実際にその精神状態になってみれば、誰もが開口一番「自分は悪くない!心神喪失または洗脳状態に陥っていたんだ!」と言いたくなる心境になるのかもしれない。どうしても絶対的な真実として公に訴えかけたいほどの感情なのかもしれない。

想像と推測で罰するしかない

罪を罰するというのは非常に難しい事なのだと、そんな事を思う。他人を何かをはかる時、人は想像や推測や過去の経験を活用することしかできない。しかも、それは自分という肉体と精神をベースにした思考である。結局は自分が基準なのだ。

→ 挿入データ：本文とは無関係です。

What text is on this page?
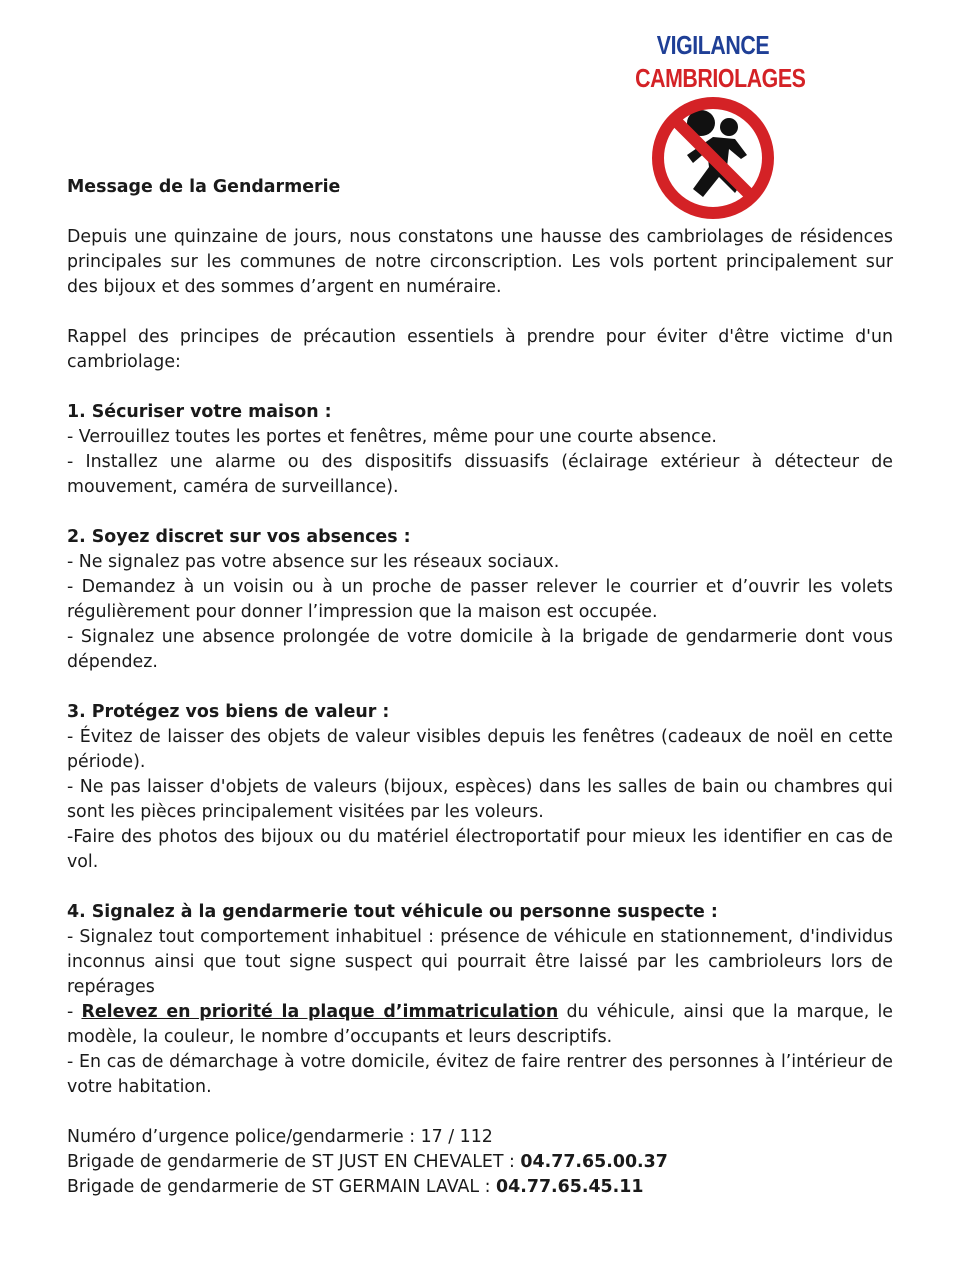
VIGILANCE
CAMBRIOLAGES

Message de la Gendarmerie

Depuis une quinzaine de jours, nous constatons une hausse des cambriolages de résidences principales sur les communes de notre circonscription. Les vols portent principalement sur des bijoux et des sommes d’argent en numéraire.

Rappel des principes de précaution essentiels à prendre pour éviter d'être victime d'un cambriolage:

1. Sécuriser votre maison :

- Verrouillez toutes les portes et fenêtres, même pour une courte absence.

- Installez une alarme ou des dispositifs dissuasifs (éclairage extérieur à détecteur de mouvement, caméra de surveillance).

2. Soyez discret sur vos absences :

- Ne signalez pas votre absence sur les réseaux sociaux.

- Demandez à un voisin ou à un proche de passer relever le courrier et d’ouvrir les volets régulièrement pour donner l’impression que la maison est occupée.

- Signalez une absence prolongée de votre domicile à la brigade de gendarmerie dont vous dépendez.

3. Protégez vos biens de valeur :

- Évitez de laisser des objets de valeur visibles depuis les fenêtres (cadeaux de noël en cette période).

- Ne pas laisser d'objets de valeurs (bijoux, espèces) dans les salles de bain ou chambres qui sont les pièces principalement visitées par les voleurs.

-Faire des photos des bijoux ou du matériel électroportatif pour mieux les identifier en cas de vol.

4. Signalez à la gendarmerie tout véhicule ou personne suspecte :

- Signalez tout comportement inhabituel : présence de véhicule en stationnement, d'individus inconnus ainsi que tout signe suspect qui pourrait être laissé par les cambrioleurs lors de repérages

- Relevez en priorité la plaque d’immatriculation du véhicule, ainsi que la marque, le modèle, la couleur, le nombre d’occupants et leurs descriptifs.

- En cas de démarchage à votre domicile, évitez de faire rentrer des personnes à l’intérieur de votre habitation.

Numéro d’urgence police/gendarmerie : 17 / 112

Brigade de gendarmerie de ST JUST EN CHEVALET : 04.77.65.00.37

Brigade de gendarmerie de ST GERMAIN LAVAL : 04.77.65.45.11
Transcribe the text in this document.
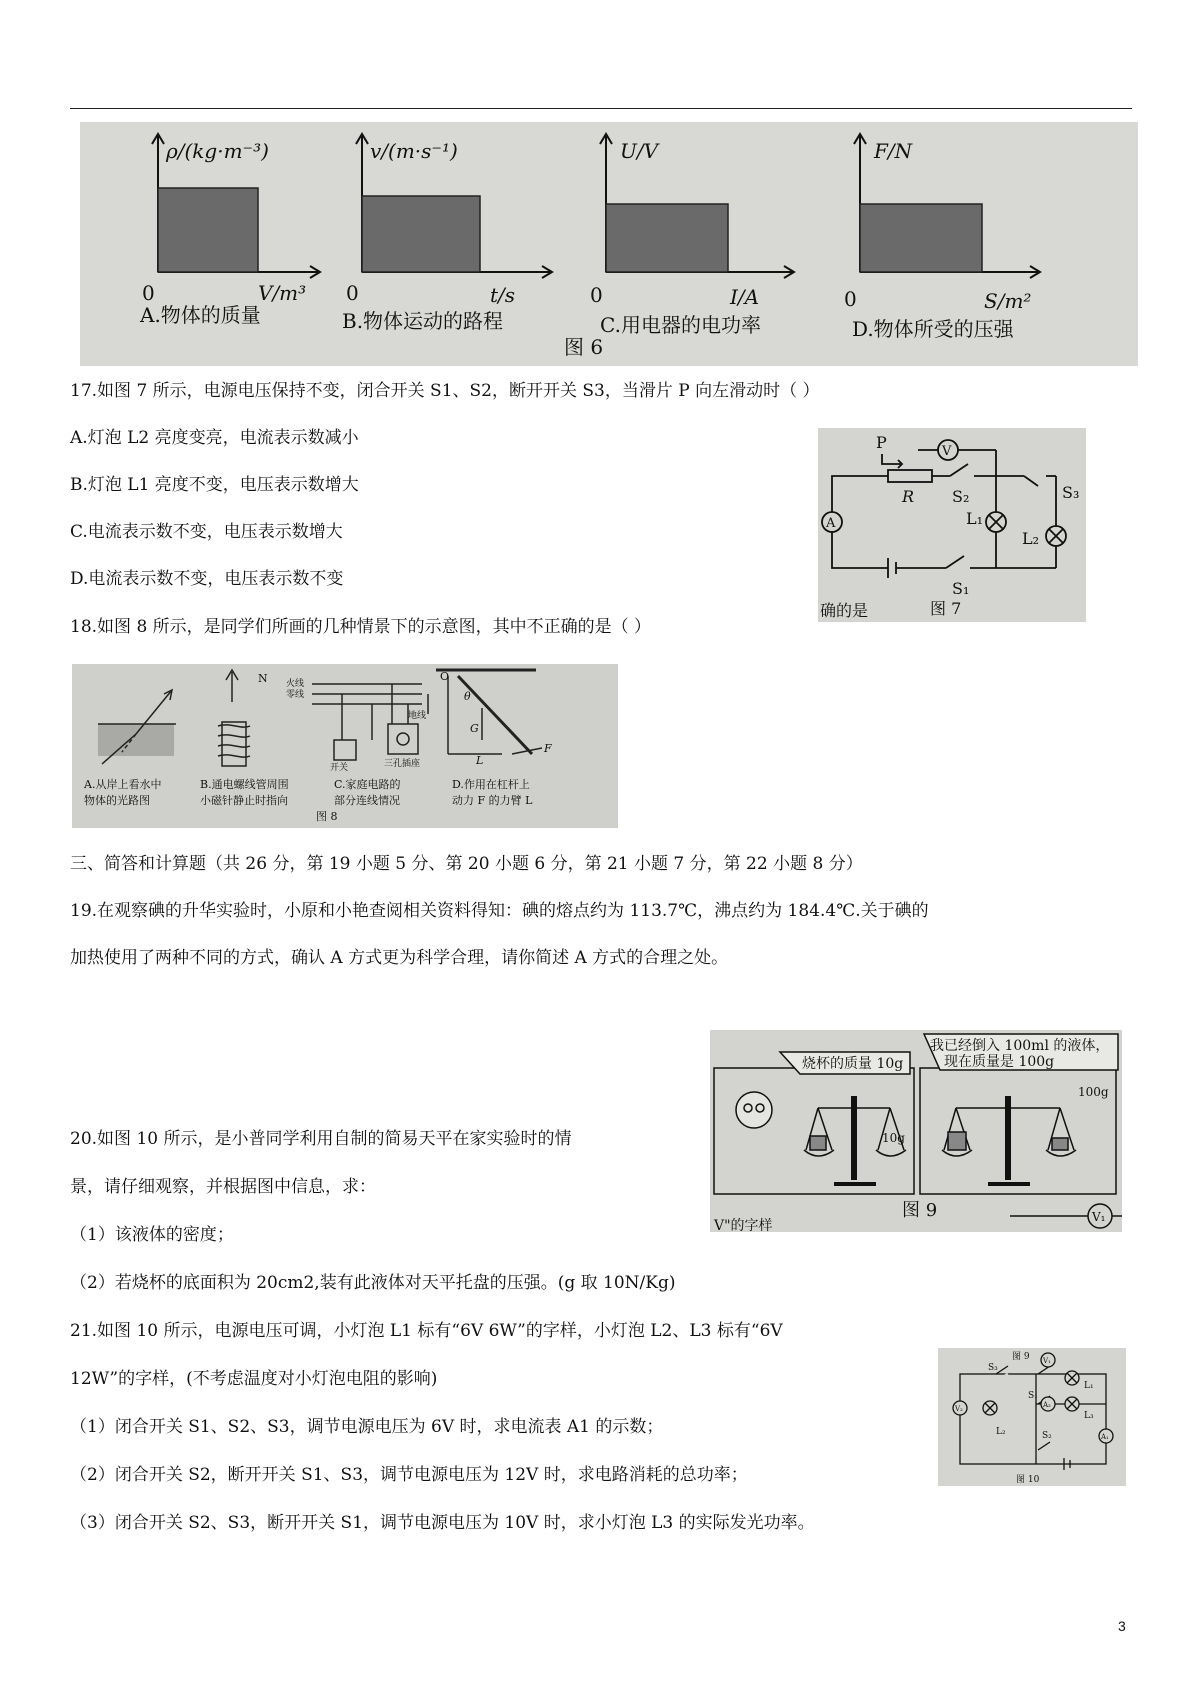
ρ/(kg·m⁻³)
0	V/m³
A.物体的质量
v/(m·s⁻¹)
0	t/s
B.物体运动的路程
U/V
0	I/A
C.用电器的电功率
F/N
0	S/m²
D.物体所受的压强
图 6
17.如图 7 所示，电源电压保持不变，闭合开关 S1、S2，断开开关 S3，当滑片 P 向左滑动时（ ）
A.灯泡 L2 亮度变亮，电流表示数减小
B.灯泡 L1 亮度不变，电压表示数增大
C.电流表示数不变，电压表示数增大
D.电流表示数不变，电压表示数不变
P	V
A
R S₂	S₃
L₁
L₂
S₁
确的是	图 7
18.如图 8 所示，是同学们所画的几种情景下的示意图，其中不正确的是（ ）
N	O
F
L
G
θ
火线
零线
地线
开关	三孔插座
A.从岸上看水中
物体的光路图
B.通电螺线管周围
小磁针静止时指向
C.家庭电路的
部分连线情况
D.作用在杠杆上
动力 F 的力臂 L
图 8
三、简答和计算题（共 26 分，第 19 小题 5 分、第 20 小题 6 分，第 21 小题 7 分，第 22 小题 8 分）
19.在观察碘的升华实验时，小原和小艳查阅相关资料得知：碘的熔点约为 113.7℃，沸点约为 184.4℃.关于碘的
加热使用了两种不同的方式，确认 A 方式更为科学合理，请你简述 A 方式的合理之处。
烧杯的质量 10g
我已经倒入 100ml 的液体，
现在质量是 100g
10g
100g
图 9
V"的字样
V₁
20.如图 10 所示，是小普同学利用自制的简易天平在家实验时的情
景，请仔细观察，并根据图中信息，求：
（1）该液体的密度；
（2）若烧杯的底面积为 20cm2,装有此液体对天平托盘的压强。(g 取 10N/Kg)
21.如图 10 所示，电源电压可调，小灯泡 L1 标有“6V 6W”的字样，小灯泡 L2、L3 标有“6V
12W”的字样，(不考虑温度对小灯泡电阻的影响)
（1）闭合开关 S1、S2、S3，调节电源电压为 6V 时，求电流表 A1 的示数；
（2）闭合开关 S2，断开开关 S1、S3，调节电源电压为 12V 时，求电路消耗的总功率；
（3）闭合开关 S2、S3，断开开关 S1，调节电源电压为 10V 时，求小灯泡 L3 的实际发光功率。
图 9
S₃
S₁
S₂
V₁
V₂
A₁
A₂
L₁
L₂
L₃
图 10
3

身長2メートルの大男が「こちらに向かってトイプードルが走ってくる」という体験をした所で、きっと毛ほどの恐怖も感じないだろう。しかし3歳前後の幼児が同様の体験をしたら、場合によってはトラウマレベルの恐怖を味わうことになるだろう。

しかしながら、人が人を想像する時に、そういった要素までをも事細かに想像できる人はいない。さらには人はその時の機嫌次第で評価をコロコロと変化させがちなのにも関わらず、それを認めようとしない。そんな要素も人の評価が当てにならない根拠となってくる。

だから、「悪いイメージ」と「自己の未経験」と「自己の経験からの曖昧な推測」なんかが重なって、「こいつは悪いやつだ!言い訳しやがって!自分勝手なやつだ!」なんて憤って心の中で誰かを断罪するのである。

私がニュースで見た人は明らかに言い訳だとは思うけれど、それだって確固たる根拠はない。でも、だからと言って永遠に保留にしていては、いつまで経っても話は先に進まないし、誰も罪を償わなくなる。

間違っていても、どこかで判定を下さなければいけない。そんな葛藤を抱えながらでも、人は前に進むしかないのだろう。